Our digital marketing agency provides you with not just overall SEO services but also resources that will help you understand search engine optimisation more effectively.
We are one of the many SEO professionals that continue to learn and engage not just with the community we are a part of but reach ours as well to our clients for growth and a more sustainable SEO journey for everyone.
We have uncovered the on-page aspect of search engine optimisation, now we are ready to tackle another vital pillar of SEO, the technical SEO.
What is Technical SEO
Technical SEO is one of the three most essential parts of your search engine optimisation campaign. It centres on increasing the website’s crawlability, search engine visibility, and indexability to achieve optimisation goals.
Just like on-page SEO, technical SEO eyes on improving factors on your business’ website to attain a high search engine ranking position.
In contrast to off-page SEO, technical SEO focuses on generating online exposure through the use of different media channels.
8 characteristics of a technically optimised website?

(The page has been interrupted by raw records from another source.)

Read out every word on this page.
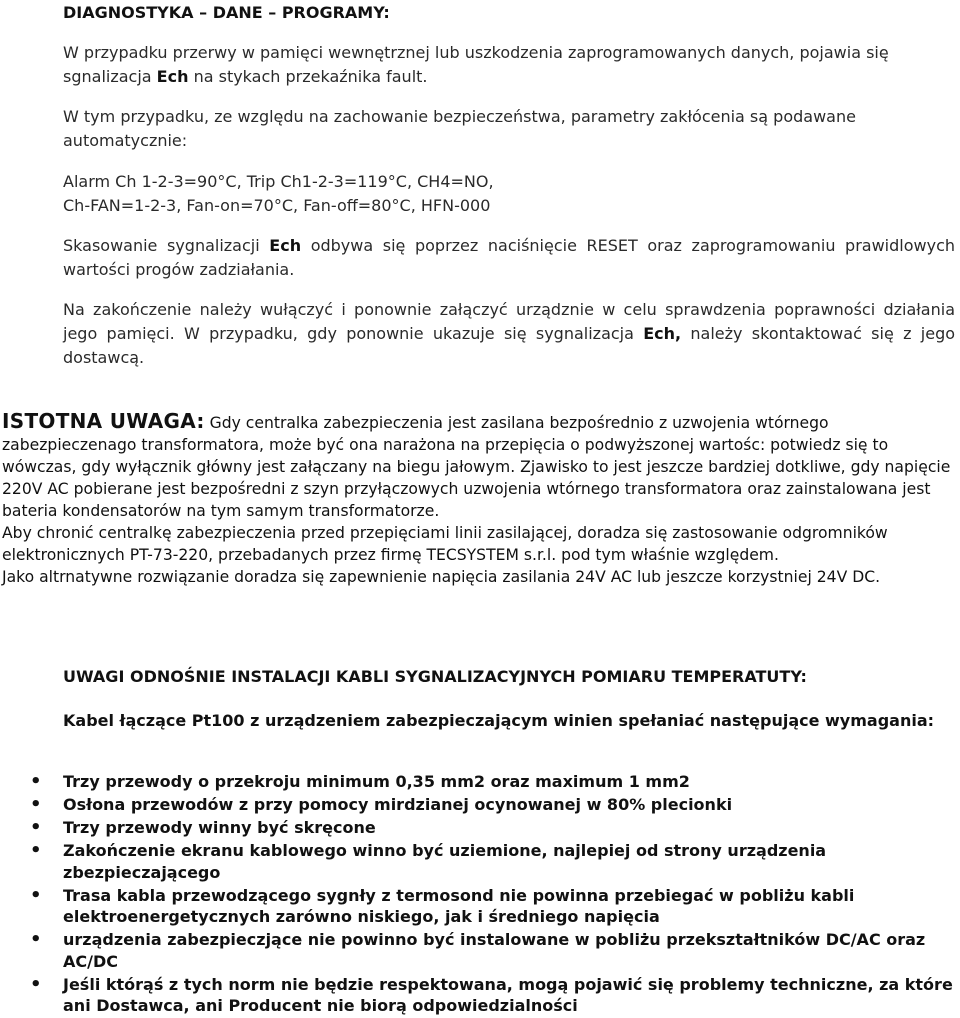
DIAGNOSTYKA – DANE – PROGRAMY:

W przypadku przerwy w pamięci wewnętrznej lub uszkodzenia zaprogramowanych danych, pojawia się sgnalizacja Ech na stykach przekaźnika fault.

W tym przypadku, ze względu na zachowanie bezpieczeństwa, parametry zakłócenia są podawane automatycznie:

Alarm Ch 1-2-3=90°C, Trip Ch1-2-3=119°C, CH4=NO,
Ch-FAN=1-2-3, Fan-on=70°C, Fan-off=80°C, HFN-000

Skasowanie sygnalizacji Ech odbywa się poprzez naciśnięcie RESET oraz zaprogramowaniu prawidlowych wartości progów zadziałania.

Na zakończenie należy wułączyć i ponownie załączyć urządznie w celu sprawdzenia poprawności działania jego pamięci. W przypadku, gdy ponownie ukazuje się sygnalizacja Ech, należy skontaktować się z jego dostawcą.

ISTOTNA UWAGA: Gdy centralka zabezpieczenia jest zasilana bezpośrednio z uzwojenia wtórnego zabezpieczenago transformatora, może być ona narażona na przepięcia o podwyższonej wartośc: potwiedz się to wówczas, gdy wyłącznik główny jest załączany na biegu jałowym. Zjawisko to jest jeszcze bardziej dotkliwe, gdy napięcie 220V AC pobierane jest bezpośredni z szyn przyłączowych uzwojenia wtórnego transformatora oraz zainstalowana jest bateria kondensatorów na tym samym transformatorze.
Aby chronić centralkę zabezpieczenia przed przepięciami linii zasilającej, doradza się zastosowanie odgromników elektronicznych PT-73-220, przebadanych przez firmę TECSYSTEM s.r.l. pod tym właśnie względem.
Jako altrnatywne rozwiązanie doradza się zapewnienie napięcia zasilania 24V AC lub jeszcze korzystniej 24V DC.
UWAGI ODNOŚNIE INSTALACJI KABLI SYGNALIZACYJNYCH POMIARU TEMPERATUTY:
Kabel łączące Pt100 z urządzeniem zabezpieczającym winien spełaniać następujące wymagania:
• Trzy przewody o przekroju minimum 0,35 mm2 oraz maximum 1 mm2
• Osłona przewodów z przy pomocy mirdzianej ocynowanej w 80% plecionki
• Trzy przewody winny być skręcone
• Zakończenie ekranu kablowego winno być uziemione, najlepiej od strony urządzenia zbezpieczającego
• Trasa kabla przewodzącego sygnły z termosond nie powinna przebiegać w pobliżu kabli elektroenergetycznych zarówno niskiego, jak i średniego napięcia
• urządzenia zabezpieczjące nie powinno być instalowane w pobliżu przekształtników DC/AC oraz AC/DC
• Jeśli którąś z tych norm nie będzie respektowana, mogą pojawić się problemy techniczne, za które ani Dostawca, ani Producent nie biorą odpowiedzialności
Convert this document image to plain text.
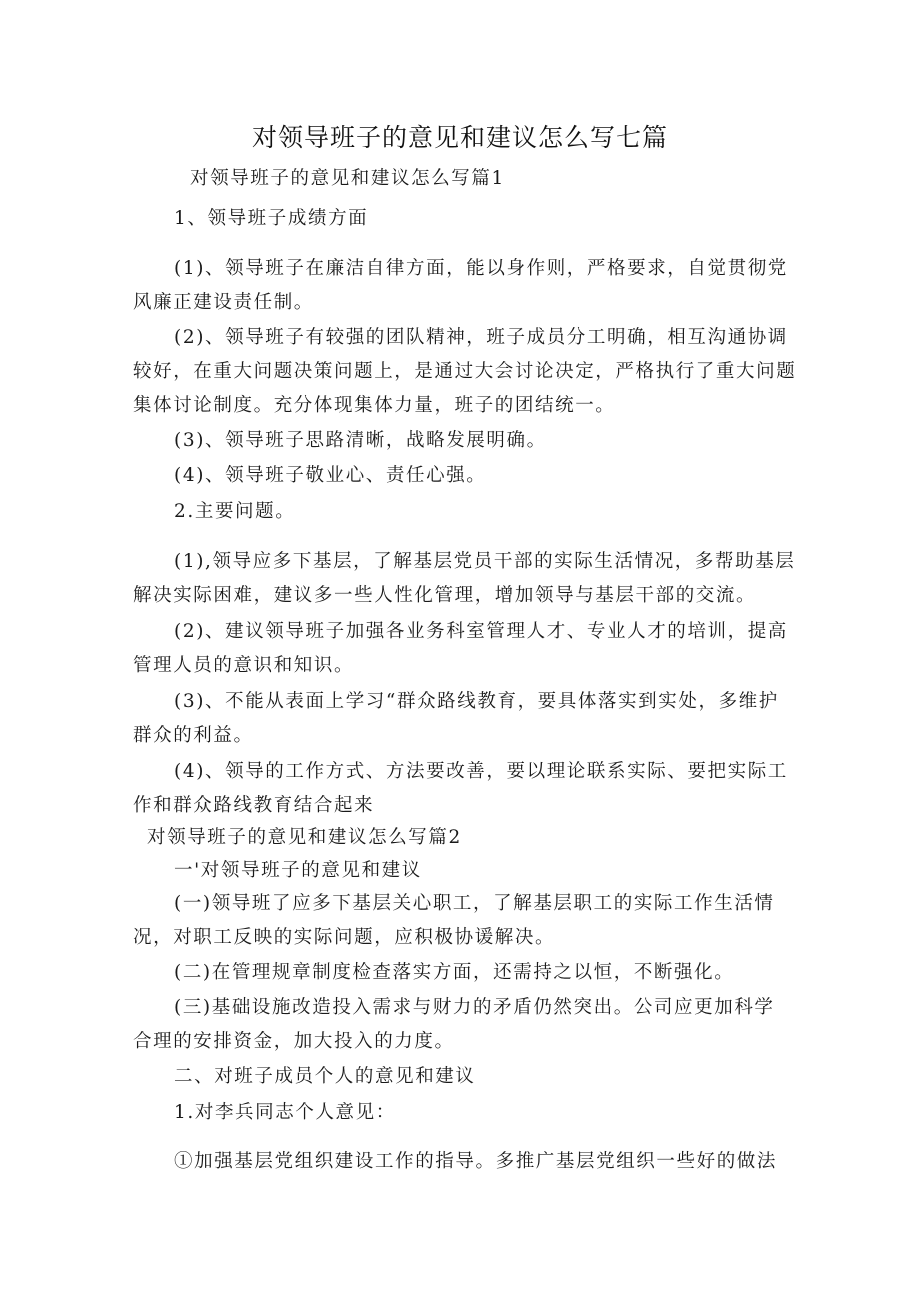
对领导班子的意见和建议怎么写七篇
对领导班子的意见和建议怎么写篇1
1、领导班子成绩方面
(1)、领导班子在廉洁自律方面，能以身作则，严格要求，自觉贯彻党
风廉正建设责任制。
(2)、领导班子有较强的团队精神，班子成员分工明确，相互沟通协调
较好，在重大问题决策问题上，是通过大会讨论决定，严格执行了重大问题
集体讨论制度。充分体现集体力量，班子的团结统一。
(3)、领导班子思路清晰，战略发展明确。
(4)、领导班子敬业心、责任心强。
2.主要问题。
(1),领导应多下基层，了解基层党员干部的实际生活情况，多帮助基层
解决实际困难，建议多一些人性化管理，增加领导与基层干部的交流。
(2)、建议领导班子加强各业务科室管理人才、专业人才的培训，提高
管理人员的意识和知识。
(3)、不能从表面上学习“群众路线教育，要具体落实到实处，多维护
群众的利益。
(4)、领导的工作方式、方法要改善，要以理论联系实际、要把实际工
作和群众路线教育结合起来
对领导班子的意见和建议怎么写篇2
一'对领导班子的意见和建议
(一)领导班了应多下基层关心职工，了解基层职工的实际工作生活情
况，对职工反映的实际问题，应积极协谖解决。
(二)在管理规章制度检查落实方面，还需持之以恒，不断强化。
(三)基础设施改造投入需求与财力的矛盾仍然突出。公司应更加科学
合理的安排资金，加大投入的力度。
二、对班子成员个人的意见和建议
1.对李兵同志个人意见：
①加强基层党组织建设工作的指导。多推广基层党组织一些好的做法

You will know that your website is technically optimised if it reflects the following characteristics:
- It has an XML sitemap
- It carries a structured data
- It has hreflang (International websites)
- It’s secure
- Crawlable for search engines
- It’s fast
- It doesn’t have multiple dead links
- It lacks duplicate content
Crawl Budget
A crawl budget is the maximum number of pages that search engines can and want to crawl on your website. Crawling activity varies depending on your website’s health, size, and integrated links.
Crawl Budget = Crawl Rate + Crawl Demand.
Crawl Budget Optimisation
Since your site’s crawl budget depends on various factors, you must ensure you make the most out of it.
It matters that you spend it on valuable content because the search engines work on various pages and perform crawling activities to billions of content across the web.
If search engine crawlers will take time to understand your content, they may miss a handful of your most significant content.
Crawlers or bots operate in a short amount of time. So, if you want to optimise your crawl budget, ensure that it is easy and accessible for them to find, crawl, and index your page.
Robots.txt
A robots.txt file, a file extension and not an HTML markup code, serves as a tour guide that informs search engines crawlers which part of your web pages they must go to and must not go to.
Robots.txt Optimisation
Robots.txt file carries various functions to help your website’s SEO implementations.
One of its major functions is to give directions to crawlers. If you have a robots.txt file on your website, it matters that you know how to use it for greater optimisation.
Canonicalisation
Another important facet of SEO optimisation is your canonicalisation.
This term may confuse and overwhelm you, but in reality, it is a simple concept that aims to improve your page rank and authority.
Canonicalisation is a major problem solver for your content duplication issues. This HTML code signals search engines which pages are original and which are duplicates.
Keep in mind that content or page duplication only harms your SEO performance and progress. Though it is an advantage to have your content visible to other parts of the web, ensure that it doesn’t go against search engine best practices.
Redirection
Redirection is a familiar term for all SEO professionals and web owners.
It refers to forwarding users automatically from an old address to a new URL less the need of navigating on so many links to access the page they want or experience a 404.
There are many reasons a website undergoes a URL redirection, but the most obvious reason behind it is always for a better user experience.